I came to believe that the real measure of freedom is not how far you can go. It is how deep you can stay. How honestly you can root. How you can courageously commit yourself – not only to a project or a passport stamp, but also to the waste of human beings, near the others who testify to this.
And it is the paradox at the heart of the nomadic digital movement: we pretend to build a life of intentionality, but often we simply organize the distance. Distance from the systems we have left. Distance from the emotional work of belonging. Distance from the possibility of real and complicated love. We build worlds in motion, so we never have to answer the question: what happens if I stopped moving?
To be clear, I don’t think this lifestyle is intrinsically false. I think it’s a mirror. A magnifying glass. A sandbox. It gives you the tools to reinvent yourself, to explore new ways of living, escape the numbness which often comes with conformity. But that also gives you unlimited opportunities to avoid you, to stay not told, to never really let anyone enter.
And I think we owe it – and to each other – to name it.
To say: I lived this life, and it taught me a lot. But it also showed me the cost of constant reinvention. This made me realize that the presence is not the same thing as proximity, and that being available on each time zone does not mean that you are available significantly.
I do not regret my time in Thailand or the years that I spent in a suitcase. I do not regret the people I met or the landscapes where I was inside. But I regret how long it took me to admit that freedom, without connection, is only a prettier cage.

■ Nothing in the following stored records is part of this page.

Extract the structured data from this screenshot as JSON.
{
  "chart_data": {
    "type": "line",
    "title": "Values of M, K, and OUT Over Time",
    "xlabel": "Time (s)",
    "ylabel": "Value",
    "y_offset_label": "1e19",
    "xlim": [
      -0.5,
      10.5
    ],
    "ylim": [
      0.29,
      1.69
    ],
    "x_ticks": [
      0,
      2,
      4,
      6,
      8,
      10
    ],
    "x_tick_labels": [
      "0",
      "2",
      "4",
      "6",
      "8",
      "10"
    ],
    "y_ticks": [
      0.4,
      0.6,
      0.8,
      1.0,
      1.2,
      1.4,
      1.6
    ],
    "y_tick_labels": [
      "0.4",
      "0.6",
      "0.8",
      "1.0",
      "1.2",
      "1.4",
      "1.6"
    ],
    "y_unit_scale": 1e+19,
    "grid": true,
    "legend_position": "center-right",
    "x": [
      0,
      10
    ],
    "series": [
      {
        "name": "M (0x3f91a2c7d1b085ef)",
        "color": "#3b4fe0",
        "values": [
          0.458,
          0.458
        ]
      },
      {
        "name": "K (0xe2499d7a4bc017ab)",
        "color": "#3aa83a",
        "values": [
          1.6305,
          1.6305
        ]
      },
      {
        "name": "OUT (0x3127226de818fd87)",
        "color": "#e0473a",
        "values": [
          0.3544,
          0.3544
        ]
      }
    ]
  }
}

Now, when I meet digital nomads – with brilliant, enthusiastic eyes, ready to tell me about their new podcast or their productivity stack – I listen to. I smile. And I wonder if they still felt it. This pain calms behind the contents. This moment when the dream begins to feel thin. This whisper in the back of the mind: “Is it?”
Sometimes they did it. Sometimes they didn’t do it. But anyway, I don’t judge. I went there. I always wear pieces of this identity with me. The difference is that I stopped claiming that it is the whole story.
And maybe this is the beginning of something more true – not a rejection of nomadic life, but a deeper calculation with what we really are looking for.
Not just Wi-Fi and Wanderlust.
But at home. In its most radical form.